X = dstrain[0::, 1::]
y = dstrain[0::, 0]

acc_dict = {}

for train_index, test_index in kfold.split(X, y):
    X_train, X_test = X[train_index], X[test_index]
    y_train, y_test = y[train_index], y[test_index]

    for clf in classifiers:
        name = clf.__class__.__name__
        clf.fit(X_train, y_train)
        train_predictions = clf.predict(X_test)
        acc = accuracy_score(y_test, train_predictions)
        if name in acc_dict:
            acc_dict[name] += acc
        else:
            acc_dict[name] = acc

for clf in acc_dict:
    acc_dict[clf] = acc_dict[clf] / 10.0
    log_entry = pd.DataFrame([[clf, acc_dict[clf]]], columns=cols)
    log = log.append(log_entry)

In [None]:
# Comparação dos classificadores

classifiers = [
    KNeighborsClassifier(3),
    SVC(probability=True),
    DecisionTreeClassifier(),
    RandomForestClassifier(),
    AdaBoostClassifier(),
    GradientBoostingClassifier(),
    GaussianNB(),
    LinearDiscriminantAnalysis(),
    QuadraticDiscriminantAnalysis(),
    LogisticRegression(),
    XGBClassifier()]

splits = 12
cols = ["Classifier", "Accuracy"]
log = pd.DataFrame(columns=cols)
acc_dict = {}

tx = dstrain[0::, 1::]
ty = dstrain[0::, 0]

kfold = KFold(n_splits=splits, random_state=42, shuffle=True)

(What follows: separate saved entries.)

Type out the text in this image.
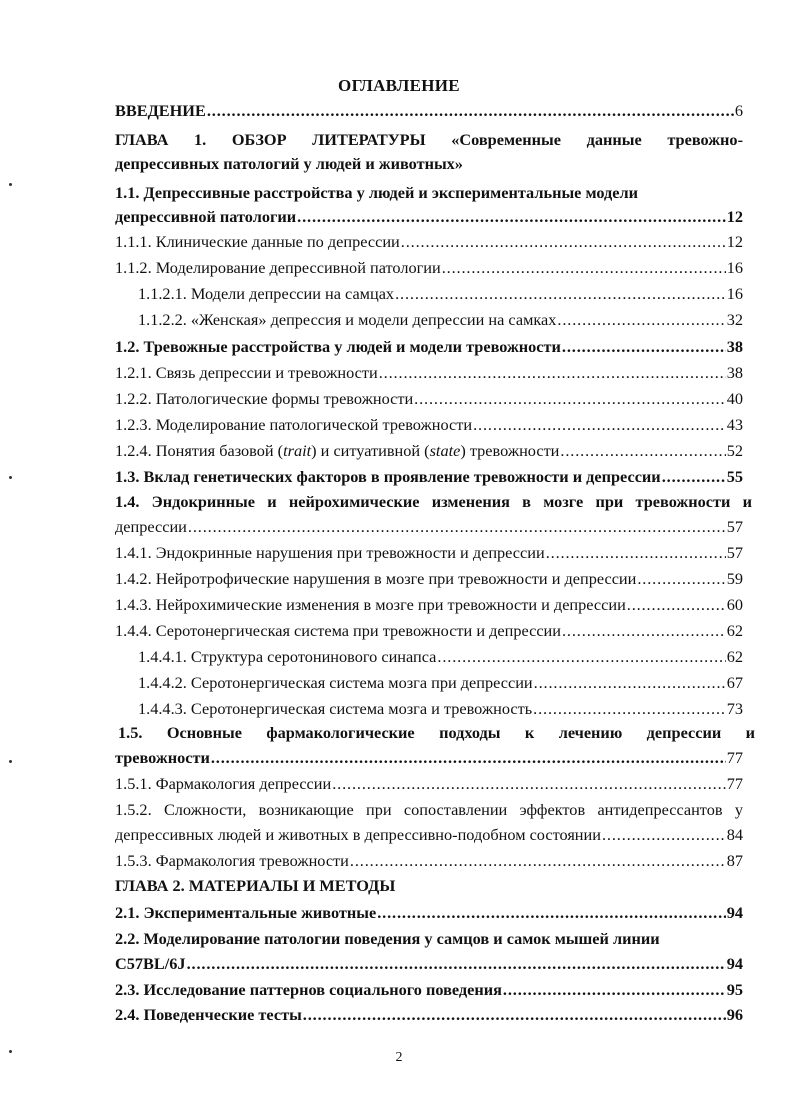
ОГЛАВЛЕНИЕ
ВВЕДЕНИЕ . . .	6
ГЛАВА 1. ОБЗОР ЛИТЕРАТУРЫ «Современные данные тревожно-
депрессивных патологий у людей и животных»
1.1. Депрессивные расстройства у людей и экспериментальные модели
депрессивной патологии . . .	12
1.1.1. Клинические данные по депрессии . . .	12
1.1.2. Моделирование депрессивной патологии . . .	16
1.1.2.1. Модели депрессии на самцах . . .	16
1.1.2.2. «Женская» депрессия и модели депрессии на самках . . .	32
1.2. Тревожные расстройства у людей и модели тревожности . . .	38
1.2.1. Связь депрессии и тревожности . . .	38
1.2.2. Патологические формы тревожности . . .	40
1.2.3. Моделирование патологической тревожности . . .	43
1.2.4. Понятия базовой (trait) и ситуативной (state) тревожности . . .	52
1.3. Вклад генетических факторов в проявление тревожности и депрессии . . .	55
1.4. Эндокринные и нейрохимические изменения в мозге при тревожности и
депрессии . . .	57
1.4.1. Эндокринные нарушения при тревожности и депрессии . . .	57
1.4.2. Нейротрофические нарушения в мозге при тревожности и депрессии . . .	59
1.4.3. Нейрохимические изменения в мозге при тревожности и депрессии . . .	60
1.4.4. Серотонергическая система при тревожности и депрессии . . .	62
1.4.4.1. Структура серотонинового синапса . . .	62
1.4.4.2. Серотонергическая система мозга при депрессии . . .	67
1.4.4.3. Серотонергическая система мозга и тревожность . . .	73
1.5. Основные фармакологические подходы к лечению депрессии и
тревожности . . .	77
1.5.1. Фармакология депрессии . . .	77
1.5.2. Сложности, возникающие при сопоставлении эффектов антидепрессантов у
депрессивных людей и животных в депрессивно-подобном состоянии . . .	84
1.5.3. Фармакология тревожности . . .	87
ГЛАВА 2. МАТЕРИАЛЫ И МЕТОДЫ
2.1. Экспериментальные животные . . .	94
2.2. Моделирование патологии поведения у самцов и самок мышей линии
C57BL/6J . . .	94
2.3. Исследование паттернов социального поведения . . .	95
2.4. Поведенческие тесты . . .	96
2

for train_index, test_index in kfold.split(tx, y):
    X_train, X_test = X[train_index], X[test_index]
    y_train, y_test = y[train_index], y[test_index]

    for clf in classifiers:
        name = clf.__class__.__name__
        clf.fit(X_train, y_train)
        train_predictions = clf.predict(X_test)
        acc = accuracy_score(y_test, train_predictions)
        if name in acc_dict:
            acc_dict[name] += acc
        else:
            acc_dict[name] = acc

for clf in acc_dict:
    acc_dict[clf] = acc_dict[clf] / 10.0
    log_entry = pd.DataFrame([[clf, acc_dict[clf]]], columns=cols)
    log = log.append(log_entry)

In [None]:
# Plot Classifier Accuracy

sns.set(style="darkgrid")
sns.barplot(x='Accuracy', y='Classifier', data=log)

log.groupby(['Classifier', 'Accuracy']).count().sort_values(by=['Accuracy'], ascending=False)

In [None]:
# Prediction

classifier = GradientBoostingClassifier()
classifier.fit(dstrain[0::, 1::], dstrain[0::, 0])
predictions = classifier.predict(dstest)

In [None]:
# Create csv to upload to Kaggle

#Create a  DataFrame with the passengers ids and our prediction regarding whether they survived or not
dssubmission = pd.DataFrame({'PassengerId': dstestcopy['PassengerId'], 'Survived': predictions})

In [None]:
dssubmission.head()

In [None]:
dssubmission.groupby(['Survived'])['Survived'].count()

In [None]:
fn.plot(dssubmission, 'Survived', 'Survived')